Exhibition

Lubaina Himid : The Grab Test

Franz Hals Museum, Haarlem, Netherlands
16 Nov 2019 - 23 Feb 2020

Lubaina Himid, Naming the Money, 2004. Courtesy the artist and Hollybush Gardens.

Lubaina Himid, Naming the Money, 2004. Courtesy the artist and Hollybush Gardens.

The British artist Lubaina Himid (Zanzibar, 1954) is one of the most important artists of the present moment. Himid was a central figure of the British Black Arts Movement in the 1980s. This artistic movement demanded more visibility and recognition for Black artists and Black identity more broadly.

Commitment to this movement has informed Himid’s practice ever since: her paintings, collages, drawings, and textile works address the invisibility of Black people—and especially of Black women—in Western culture. Her work challenges recorded history and questions power relations, often by celebrating the people who find themselves at the margins. Himid’s work is concerned with the question of belonging. How and when does one belong to a community, and how is this reflected in a given community’s ‘official’ culture? What are the stories we tell about our national treasures? And who and what is left out?

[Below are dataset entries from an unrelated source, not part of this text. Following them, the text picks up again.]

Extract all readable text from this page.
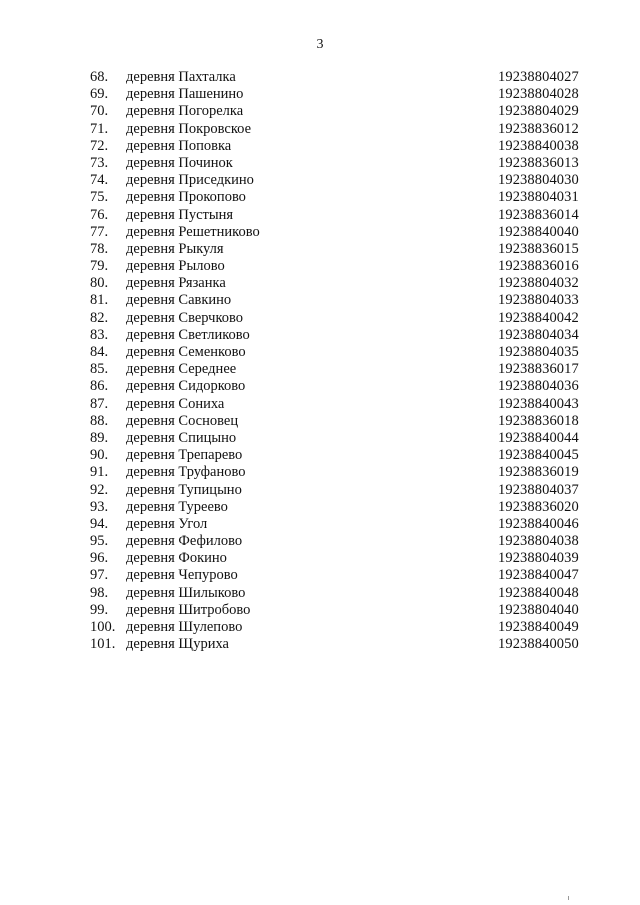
3
68. деревня Пахталка	19238804027
69. деревня Пашенино	19238804028
70. деревня Погорелка	19238804029
71. деревня Покровское	19238836012
72. деревня Поповка	19238840038
73. деревня Починок	19238836013
74. деревня Приседкино	19238804030
75. деревня Прокопово	19238804031
76. деревня Пустыня	19238836014
77. деревня Решетниково	19238840040
78. деревня Рыкуля	19238836015
79. деревня Рылово	19238836016
80. деревня Рязанка	19238804032
81. деревня Савкино	19238804033
82. деревня Сверчково	19238840042
83. деревня Светликово	19238804034
84. деревня Семенково	19238804035
85. деревня Середнее	19238836017
86. деревня Сидорково	19238804036
87. деревня Сониха	19238840043
88. деревня Сосновец	19238836018
89. деревня Спицыно	19238840044
90. деревня Трепарево	19238840045
91. деревня Труфаново	19238836019
92. деревня Тупицыно	19238804037
93. деревня Туреево	19238836020
94. деревня Угол	19238840046
95. деревня Фефилово	19238804038
96. деревня Фокино	19238804039
97. деревня Чепурово	19238840047
98. деревня Шилыково	19238840048
99. деревня Шитробово	19238804040
100. деревня Шулепово	19238840049
101. деревня Щуриха	19238840050
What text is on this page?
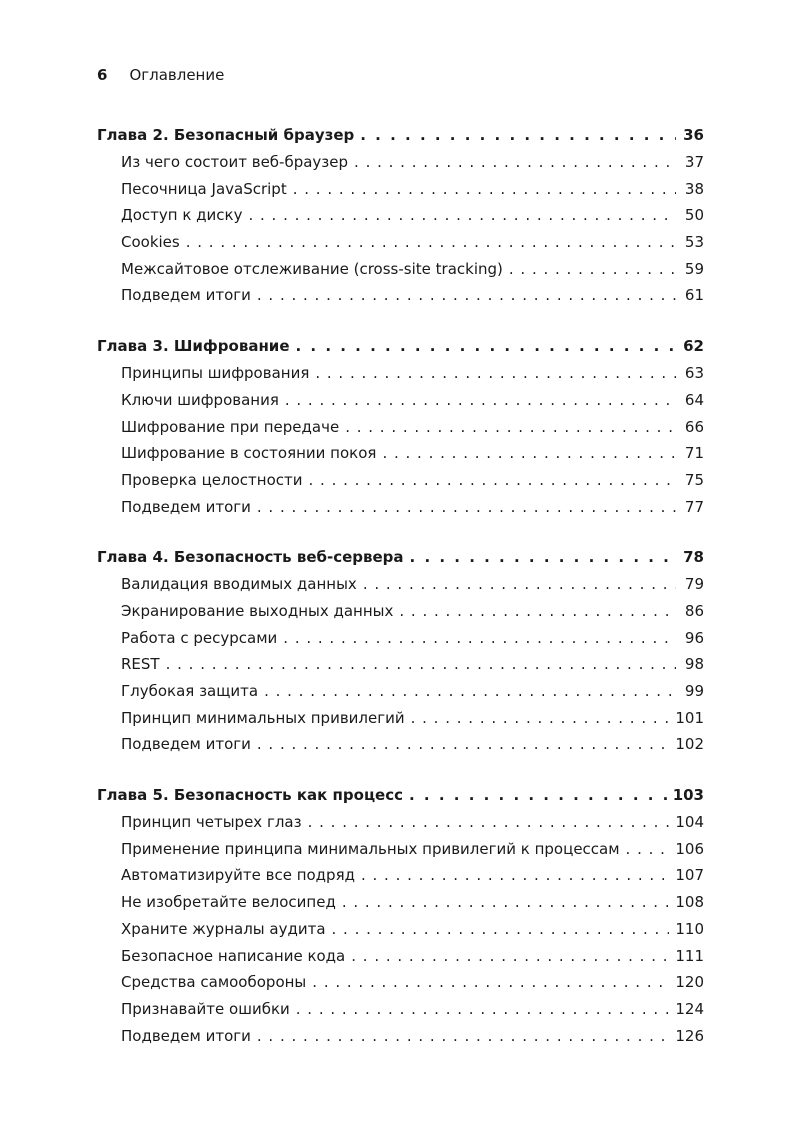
6 Оглавление
Глава 2. Безопасный браузер . . .	36
Из чего состоит веб-браузер . . .	37
Песочница JavaScript . . .	38
Доступ к диску . . .	50
Cookies . . .	53
Межсайтовое отслеживание (cross-site tracking) . . .	59
Подведем итоги . . .	61
Глава 3. Шифрование . . .	62
Принципы шифрования . . .	63
Ключи шифрования . . .	64
Шифрование при передаче . . .	66
Шифрование в состоянии покоя . . .	71
Проверка целостности . . .	75
Подведем итоги . . .	77
Глава 4. Безопасность веб-сервера . . .	78
Валидация вводимых данных . . .	79
Экранирование выходных данных . . .	86
Работа с ресурсами . . .	96
REST . . .	98
Глубокая защита . . .	99
Принцип минимальных привилегий . . .	101
Подведем итоги . . .	102
Глава 5. Безопасность как процесс . . .	103
Принцип четырех глаз . . .	104
Применение принципа минимальных привилегий к процессам . . .	106
Автоматизируйте все подряд . . .	107
Не изобретайте велосипед . . .	108
Храните журналы аудита . . .	110
Безопасное написание кода . . .	111
Средства самообороны . . .	120
Признавайте ошибки . . .	124
Подведем итоги . . .	126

The presentation at the Frans Hals Museum marks Lubaina Himid’s first solo exhibition in the Netherlands (on view at location Hal of the museum). The Grab Test is the title of the exhibition as a whole, as well as for the new work Himid created for the Frans Hals Museum: a monumental work for which Himid painted on Dutch wax cloths. The artist created this work in dialogue with the seventeenth-century damasks from the collection of the Frans Hals Museum (on view at location Hof of the museum). While the stark white damasks depict motifs and designs that refer to the wealth and cultural imagination of the time, Himid’s motifs speak to the beauty and richness of the everyday experiences of the women who buy and wear Dutch wax fabric.

Lubaina Himid moved to the UK at the age of four months with her mother, who worked as a textile designer. Having lived in the country ever since, Himid is currently based in Preston, in the North of England, where she is Professor of Contemporary Art at the University of Central Lancashire. Himid won the 2017 Turner Prize, one of the most prestigious contemporary art prizes. Over the last 30 years Himid has exhibited widely, both in Britain and internationally.